Aannames kunnen er vaak toe leiden dat we verkeerde gevolgtrekkingen maken, vooral als we ons daar niet van bewust zijn. In het tweede voorbeeld uit hoofdstuk 1 leidden we af dat Sarah probeerde af te vallen omdat ze veel naar de sportschool ging. Maar mensen gaan om allerlei redenen naar de sportschool die niets te maken hebben met gewichtsverlies – ze kunnen aan krachttraining doen, yogales volgen (of er les in geven), of zelfs aan bodybuilding doen. We hebben gewoon aangenomen dat Sarah geïnteresseerd was in afvallen, wat geen overtuigende of redelijke aanname is op basis van het bewijsmateriaal.
Syllogisme
Een syllogisme is een logisch complete uitspraak die een gevolgtrekking bevat.

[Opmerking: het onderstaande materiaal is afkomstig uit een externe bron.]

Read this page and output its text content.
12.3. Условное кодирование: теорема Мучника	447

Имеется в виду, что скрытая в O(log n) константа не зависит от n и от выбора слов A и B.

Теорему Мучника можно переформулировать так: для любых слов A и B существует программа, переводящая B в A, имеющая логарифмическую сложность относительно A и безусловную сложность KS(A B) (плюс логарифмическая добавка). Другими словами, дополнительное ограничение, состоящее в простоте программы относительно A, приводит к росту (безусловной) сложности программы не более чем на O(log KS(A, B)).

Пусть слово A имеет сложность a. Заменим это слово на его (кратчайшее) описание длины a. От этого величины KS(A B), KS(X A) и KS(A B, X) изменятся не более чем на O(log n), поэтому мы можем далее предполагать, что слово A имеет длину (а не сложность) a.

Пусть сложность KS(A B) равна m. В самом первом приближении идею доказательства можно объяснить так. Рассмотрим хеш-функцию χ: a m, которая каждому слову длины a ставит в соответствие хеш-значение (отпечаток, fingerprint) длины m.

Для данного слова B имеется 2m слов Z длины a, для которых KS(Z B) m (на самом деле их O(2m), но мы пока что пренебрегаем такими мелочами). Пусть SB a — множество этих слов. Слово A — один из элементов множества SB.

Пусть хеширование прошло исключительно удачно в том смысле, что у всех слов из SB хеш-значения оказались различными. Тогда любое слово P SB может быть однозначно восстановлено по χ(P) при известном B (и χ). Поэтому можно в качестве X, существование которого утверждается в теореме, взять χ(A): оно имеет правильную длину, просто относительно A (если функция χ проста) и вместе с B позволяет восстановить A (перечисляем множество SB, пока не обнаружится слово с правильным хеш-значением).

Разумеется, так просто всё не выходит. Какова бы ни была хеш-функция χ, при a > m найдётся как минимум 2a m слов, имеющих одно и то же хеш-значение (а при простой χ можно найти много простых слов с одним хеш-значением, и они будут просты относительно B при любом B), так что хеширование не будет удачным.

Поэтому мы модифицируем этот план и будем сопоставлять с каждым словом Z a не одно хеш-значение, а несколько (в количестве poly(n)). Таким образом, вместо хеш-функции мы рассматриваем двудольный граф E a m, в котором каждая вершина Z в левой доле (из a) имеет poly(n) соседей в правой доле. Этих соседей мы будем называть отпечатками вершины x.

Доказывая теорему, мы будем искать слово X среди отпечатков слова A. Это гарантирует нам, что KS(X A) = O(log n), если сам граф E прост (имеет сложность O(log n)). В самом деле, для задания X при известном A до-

Het is logisch compleet omdat het geen bewijs weglaat en geen aannames doet. Het werkt volledig op basis van aangegeven bewijs. Neem, bijvoorbeeld, de derde gevolgtrekking uit sectie 1, die over Jacko de hond. Dit is een logisch volledige verklaring, omdat de conclusie (Jacko houdt van buikmassages) ons wordt opgedrongen door het bewijsmateriaal. In dit geval kan het bewijs discutabel zijn (Zijn er honden die niet van buikmassages houden? Is Jacko eigenlijk een coyote?) maar als het bewijs waar is, dan moet de conclusie waar zijn. Dat maakt het logisch compleet.
Enthymé
Dit is een deftig woord voor een partieel syllogisme, een waarin een deel van het bewijs wordt aangenomen in plaats van vermeld. We hebben al gekeken naar het syllogisme van Jacko de hond. Om er een enthymne van te maken, laat je één bewijs weg en maak je er een aanname van:
- “Jacko is een hond. Daarom houdt Jacko van buikmassages.”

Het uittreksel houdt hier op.